<2020年のNYダウ予想レンジ> 25,000~32,000ドル程度
・2020年の米国株式市場は上値余地を探る展開を想定する
・米中協議進展に伴い2020年以降の業績回復を想定。それに伴い割高感も修正される見通し
・FRBは「平均インフレ目標」を導入か。流動性の面から相場を下支えしそう

2020年の米国株式市場は上値余地を試す展開か。足元のバリュエーション面での割高感は、業績見通し引き上げに伴い徐々に解消すると見る。NYダウの予想レンジは25,000~32,000ドル程度。

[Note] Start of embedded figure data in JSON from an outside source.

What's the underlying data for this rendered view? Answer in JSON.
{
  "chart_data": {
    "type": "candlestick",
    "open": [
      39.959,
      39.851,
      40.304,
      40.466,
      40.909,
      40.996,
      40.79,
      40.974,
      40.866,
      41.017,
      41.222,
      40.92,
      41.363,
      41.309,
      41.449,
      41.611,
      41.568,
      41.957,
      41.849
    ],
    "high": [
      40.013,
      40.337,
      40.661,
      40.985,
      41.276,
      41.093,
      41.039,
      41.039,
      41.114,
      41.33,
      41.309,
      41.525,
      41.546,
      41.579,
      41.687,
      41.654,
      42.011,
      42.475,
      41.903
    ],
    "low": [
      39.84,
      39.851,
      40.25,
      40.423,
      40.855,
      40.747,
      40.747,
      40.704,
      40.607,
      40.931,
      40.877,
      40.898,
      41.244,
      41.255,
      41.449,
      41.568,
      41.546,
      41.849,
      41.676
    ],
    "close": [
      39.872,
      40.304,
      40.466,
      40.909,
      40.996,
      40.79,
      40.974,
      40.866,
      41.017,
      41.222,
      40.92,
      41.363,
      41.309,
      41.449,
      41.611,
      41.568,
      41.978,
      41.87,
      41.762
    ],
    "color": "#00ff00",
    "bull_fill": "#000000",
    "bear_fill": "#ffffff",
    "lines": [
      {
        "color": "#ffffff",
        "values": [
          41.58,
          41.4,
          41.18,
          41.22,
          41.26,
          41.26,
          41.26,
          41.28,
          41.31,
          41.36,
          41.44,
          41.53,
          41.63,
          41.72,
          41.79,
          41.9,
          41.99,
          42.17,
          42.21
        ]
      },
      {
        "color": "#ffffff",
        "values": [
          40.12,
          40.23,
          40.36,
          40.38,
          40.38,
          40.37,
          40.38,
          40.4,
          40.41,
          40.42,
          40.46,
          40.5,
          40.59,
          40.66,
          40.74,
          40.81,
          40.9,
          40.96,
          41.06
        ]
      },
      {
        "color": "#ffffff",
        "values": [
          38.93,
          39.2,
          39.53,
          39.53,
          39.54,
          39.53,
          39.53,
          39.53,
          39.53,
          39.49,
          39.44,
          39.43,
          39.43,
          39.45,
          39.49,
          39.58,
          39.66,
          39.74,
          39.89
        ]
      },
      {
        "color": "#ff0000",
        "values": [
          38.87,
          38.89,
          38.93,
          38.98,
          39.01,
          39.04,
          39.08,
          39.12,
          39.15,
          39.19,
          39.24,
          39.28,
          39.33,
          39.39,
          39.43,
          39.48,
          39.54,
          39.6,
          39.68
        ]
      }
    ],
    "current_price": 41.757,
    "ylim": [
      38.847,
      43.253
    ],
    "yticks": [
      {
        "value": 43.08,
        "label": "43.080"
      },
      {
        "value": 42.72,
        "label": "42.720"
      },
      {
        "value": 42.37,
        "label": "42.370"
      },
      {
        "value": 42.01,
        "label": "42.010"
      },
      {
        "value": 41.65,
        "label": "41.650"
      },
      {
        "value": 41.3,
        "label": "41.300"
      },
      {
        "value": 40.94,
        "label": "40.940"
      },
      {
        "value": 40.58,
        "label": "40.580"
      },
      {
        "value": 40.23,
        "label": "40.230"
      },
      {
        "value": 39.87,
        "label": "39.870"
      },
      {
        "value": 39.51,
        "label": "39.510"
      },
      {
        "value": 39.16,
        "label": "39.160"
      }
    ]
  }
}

米中貿易協議が第一段階の合意に至る。大統領選挙が年後半に控えていることから、19年のように米中貿易摩擦が再度激化するとは考えにくい。それに伴い20年以降業績見通しの引き上げも想定され、株式の割高感も修正されると予想している。一方、金融政策を見ると、これまでのFOMC参加者の議論によれば、「平均インフレ目標」などの導入も想定され、緩和の長期化が想定される。株式市場は強気に推移すると予想。

マーケットに対するリスク要因としては、大統領選挙の動向があげられる。クイニピアック大学の調査(12/10)によると、民主党の予備選でバイデン元副大統領が支持率の上位を維持している様子が見られる。
ただ、ウォーレン氏やブティジェッジ氏、サンダース氏も一定の支持率を維持しており、本命が見えにくい状況となっている。
トランプ大統領も支持率を伸ばしていると報道されているものの、それでも同調査によるとバイデン氏、ウォーレン氏、サンダース氏、ブティジェッジ氏のいずれが大統領候補になってもトランプ大統領は支持率で負けている状況。
米国の金融緩和は長期化が予想される。2020年の半ばまでに金融政策の枠組みの変更が議論されており、これまでの議論を踏まえれば、「平均インフレ目標」ともいうべき政策の導入が想定される。これは過去のインフレ率が目標を下回っていた場合、インフレ率の目標からの上振れを容認するというもので、流動性の面から株式市場を下支えしそうだ。
19年は過去最高のペースで株式市場からMMFや債券市場に資金流出しており、インフレ率が上昇し始めた場合、実質ベースで金利がマイナスになることが想定され、株式への資金回帰も想定されよう。